O problema é que, para Bolsonaro e sua turba, os terroristas de 8 de janeiro estão sendo “injustiçados”, afinal, muitos são chefes de família.
Um vitupério à inteligência dos brasileiros.
Bolsonaro declarou que deve chegar ao Brasil ainda no mês de março, mas o retorno do estabanado está sendo muito bem avaliado diante dos fatos novos que voltaram a revelar a natureza do ex-mandatário.
O episódio das joias presenteadas pelo “quase irmão” príncipe saudita – e furtivamente trazidas, pasmem, no fundo da mochila de um assessor do então ministro de Minas e Energia – parece ter tirado o chão e acovardado o ex-capitão, afinal, a cada momento, surgem elementos da realidade que, no seu conjunto, demonstram que o único interesse de Bolsonaro na relíquia avaliada em 3 milhões de euros foi incorporá-la ao seu patrimônio pessoal.
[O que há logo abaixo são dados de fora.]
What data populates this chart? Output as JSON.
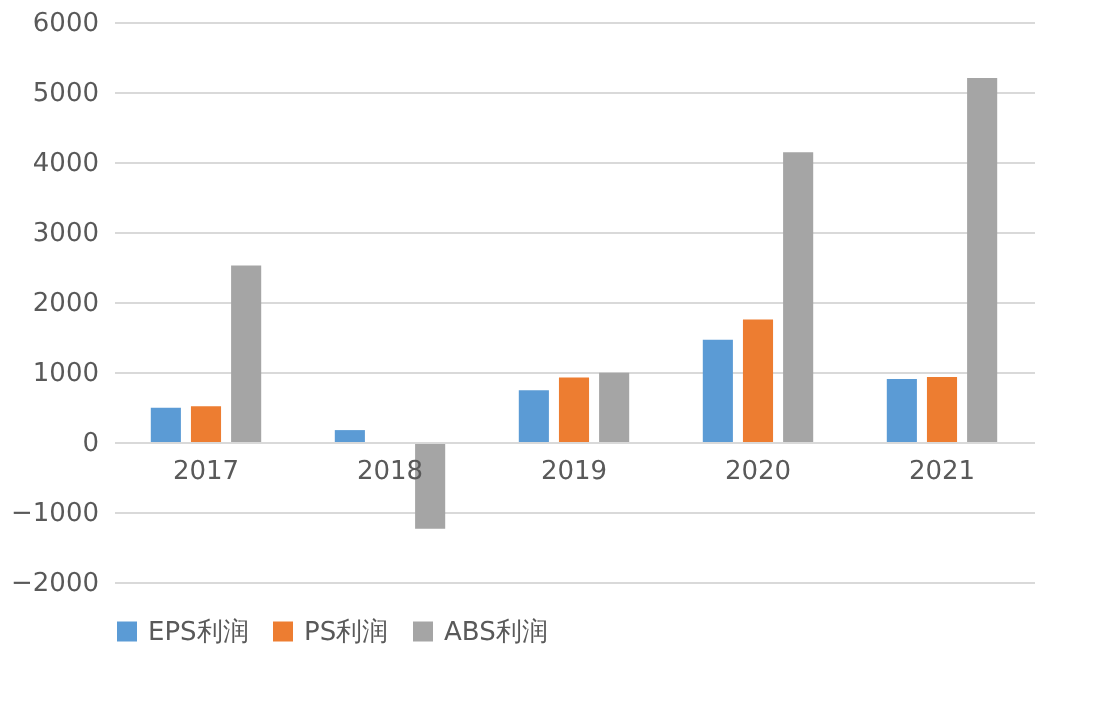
{
  "chart_data": {
    "type": "bar",
    "categories": [
      "2017",
      "2018",
      "2019",
      "2020",
      "2021"
    ],
    "series": [
      {
        "name": "EPS利润",
        "color": "#5b9bd5",
        "values": [
          490,
          170,
          740,
          1460,
          900
        ]
      },
      {
        "name": "PS利润",
        "color": "#ed7d31",
        "values": [
          510,
          0,
          920,
          1750,
          930
        ]
      },
      {
        "name": "ABS利润",
        "color": "#a5a5a5",
        "values": [
          2520,
          -1240,
          990,
          4140,
          5200
        ]
      }
    ],
    "ylim": [
      -2000,
      6000
    ],
    "yticks": [
      -2000,
      -1000,
      0,
      1000,
      2000,
      3000,
      4000,
      5000,
      6000
    ],
    "grid": "y",
    "legend": "bottom"
  }
}
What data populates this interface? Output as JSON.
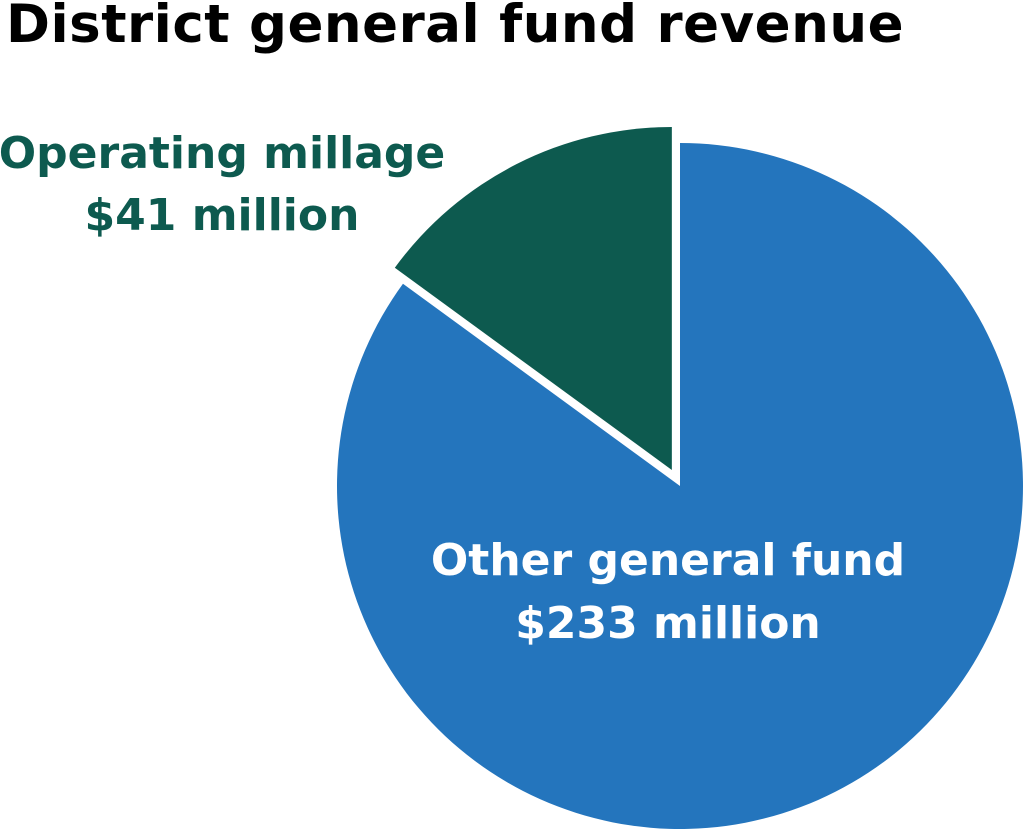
{
  "chart_data": {
    "type": "pie",
    "title": "District general fund revenue",
    "slices": [
      {
        "label": "Operating millage",
        "value_label": "$41 million",
        "value": 41,
        "color": "#0d5a4f",
        "text_color": "#0d5a4f",
        "exploded": true
      },
      {
        "label": "Other general fund",
        "value_label": "$233 million",
        "value": 233,
        "color": "#2475bd",
        "text_color": "#ffffff",
        "exploded": false
      }
    ]
  }
}
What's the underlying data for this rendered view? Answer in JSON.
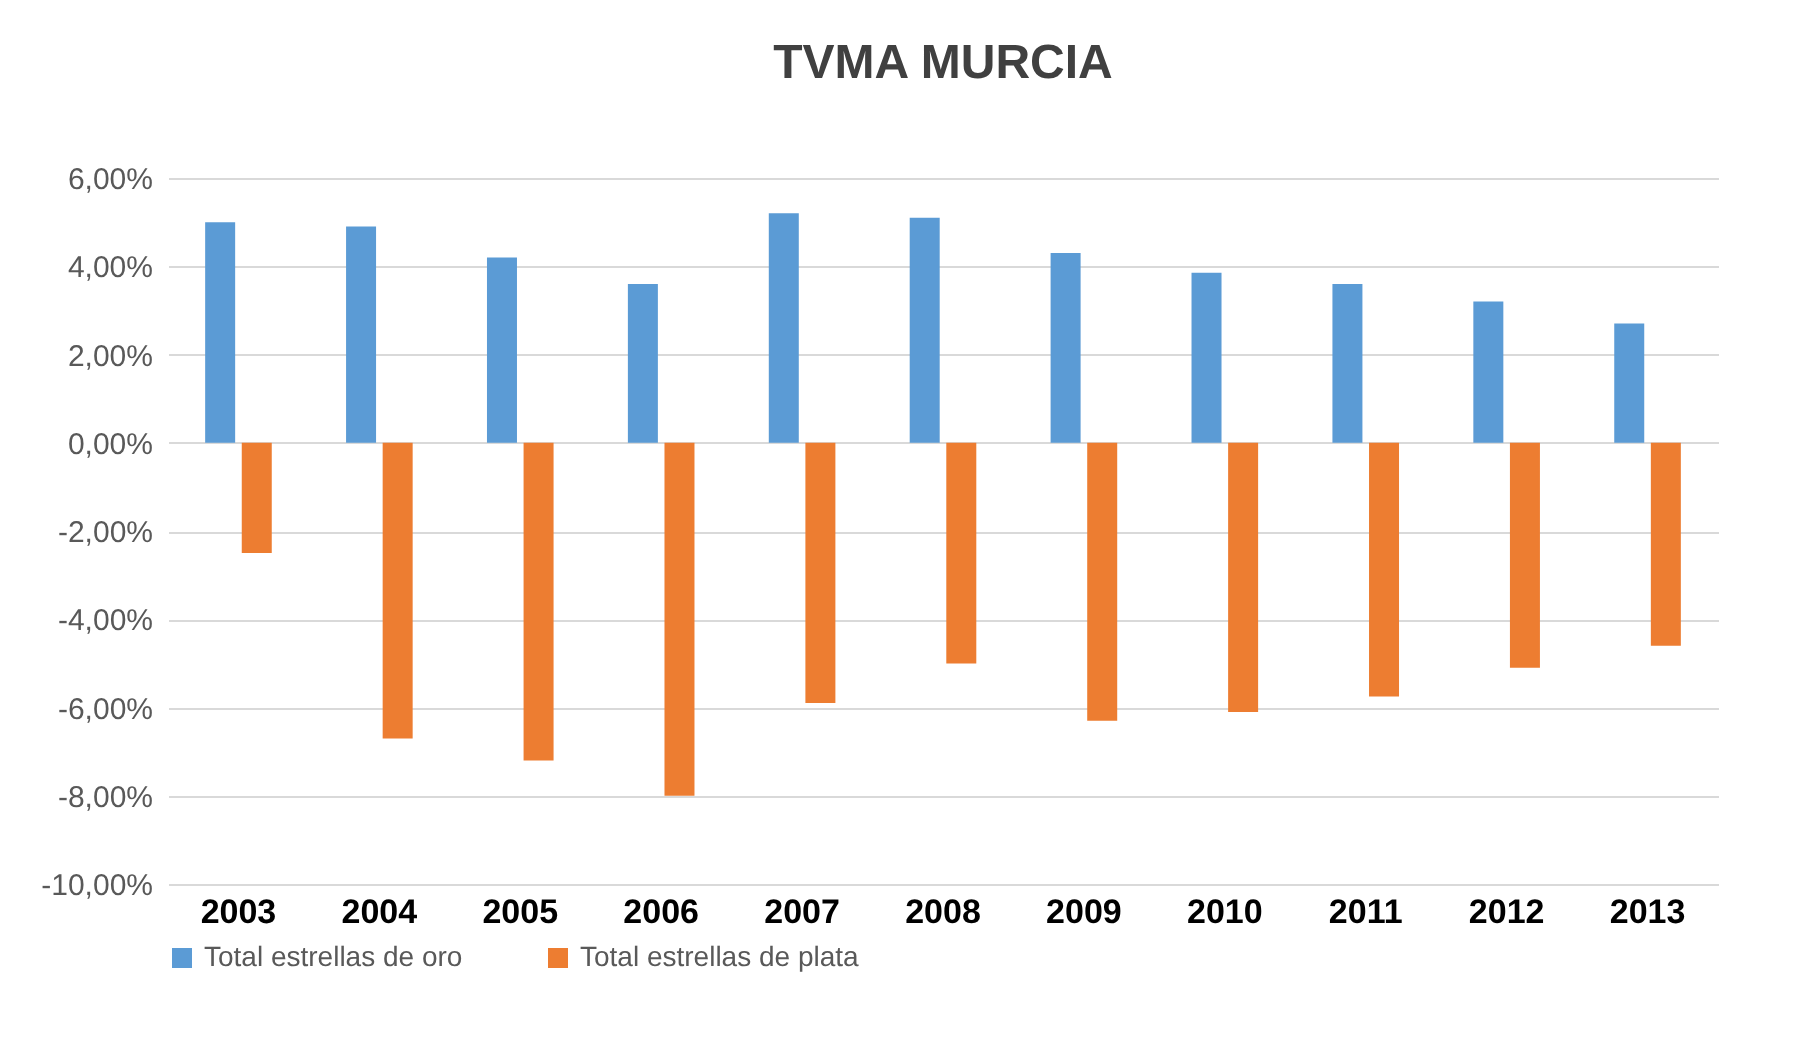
{
  "chart_data": {
    "type": "bar",
    "title": "TVMA MURCIA",
    "categories": [
      "2003",
      "2004",
      "2005",
      "2006",
      "2007",
      "2008",
      "2009",
      "2010",
      "2011",
      "2012",
      "2013"
    ],
    "series": [
      {
        "name": "Total estrellas de oro",
        "color": "#5b9bd5",
        "values": [
          5.0,
          4.9,
          4.2,
          3.6,
          5.2,
          5.1,
          4.3,
          3.85,
          3.6,
          3.2,
          2.7
        ]
      },
      {
        "name": "Total estrellas de plata",
        "color": "#ed7d31",
        "values": [
          -2.5,
          -6.7,
          -7.2,
          -8.0,
          -5.9,
          -5.0,
          -6.3,
          -6.1,
          -5.75,
          -5.1,
          -4.6
        ]
      }
    ],
    "ylim": [
      -10,
      6
    ],
    "yticks": [
      {
        "value": -10,
        "label": "-10,00%"
      },
      {
        "value": -8,
        "label": "-8,00%"
      },
      {
        "value": -6,
        "label": "-6,00%"
      },
      {
        "value": -4,
        "label": "-4,00%"
      },
      {
        "value": -2,
        "label": "-2,00%"
      },
      {
        "value": 0,
        "label": "0,00%"
      },
      {
        "value": 2,
        "label": "2,00%"
      },
      {
        "value": 4,
        "label": "4,00%"
      },
      {
        "value": 6,
        "label": "6,00%"
      }
    ],
    "grid": "y",
    "legend": "bottom"
  }
}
Para isso, não poupou seus ministros mais próximos, o ajudante de ordens e, até, militares de seu entorno e os aviões da FAB. Mobilizou pelo menos metade do governo na reta final de seu desgoverno para se apoderar daquilo que o economista Eduardo Moreira rejeita como presentes pessoais. Afinal, presentes são bebidas e chocolates, não joias cujo valor em reais supera 16 milhões.
Trata-se de corrupção, propina, sentenciou Moreira, razão pela qual Bolsonaro recusou, até o último momento, a incorporação das preciosidades ao patrimônio público nacional, conforme orientou a Receita Federal.
Motivos não faltam para essa conclusão e as investigações em curso, seguramente, esclarecerão os deploráveis fatos até então conhecidos.
Em 30 de novembro de 2021, um mês após a comitiva presidencial viajar para o Oriente Médio, o governo Bolsonaro promoveu a venda da Refinaria Landulpho Alves (RLAM), localizada em São Francisco do Conde, na Bahia, e seus ativos logísticos associados. A venda foi realizada para o Mubadala Capital, um fundo árabe dos Emirados Árabes Unidos, pelo valor de US$ 1,8 bilhão. No entanto, cálculos estimados pelo Instituto de Estudos Estratégicos de Petróleo, Gás Natural e Biocombustíveis (Ineep) indicam que a refinaria valia entre US$ 3 bilhões e US$ 4 bilhões.
O que poderia se esperar de um presidente que sempre tratou as “coisas” do Estado como “coisas” dele, pessoais, dos lençóis do Alvorada ao patrimônio público mais precioso.
Só não tratou daquilo que tinha algum valor histórico, científico, artístico ou cultural, pelo seu desprezo – e ódio – pela história, a ciência, a cultura e as artes, territórios, segundo ele, dominados pelos comunistas, e repulsa a tudo que é verdadeiramente brasileiro, nacional, como o faz recorrentemente ao se identificar com os setores mais apodrecidos da sociedade norte-americana, rendendo-lhes vassalagem extrema, em que não faltou, até mesmo, continência à bandeira. O fato é que nem as emas e os peixes do Alvorada, que não pertencem a essas categorias, escaparam do desprezo bolsonarista.
Ocupou-se, principalmente, em “armar o povo”, quando, na prática, estava armando os clubes povoados de milicianos, os mesmos que foram flagrados no 8 de janeiro.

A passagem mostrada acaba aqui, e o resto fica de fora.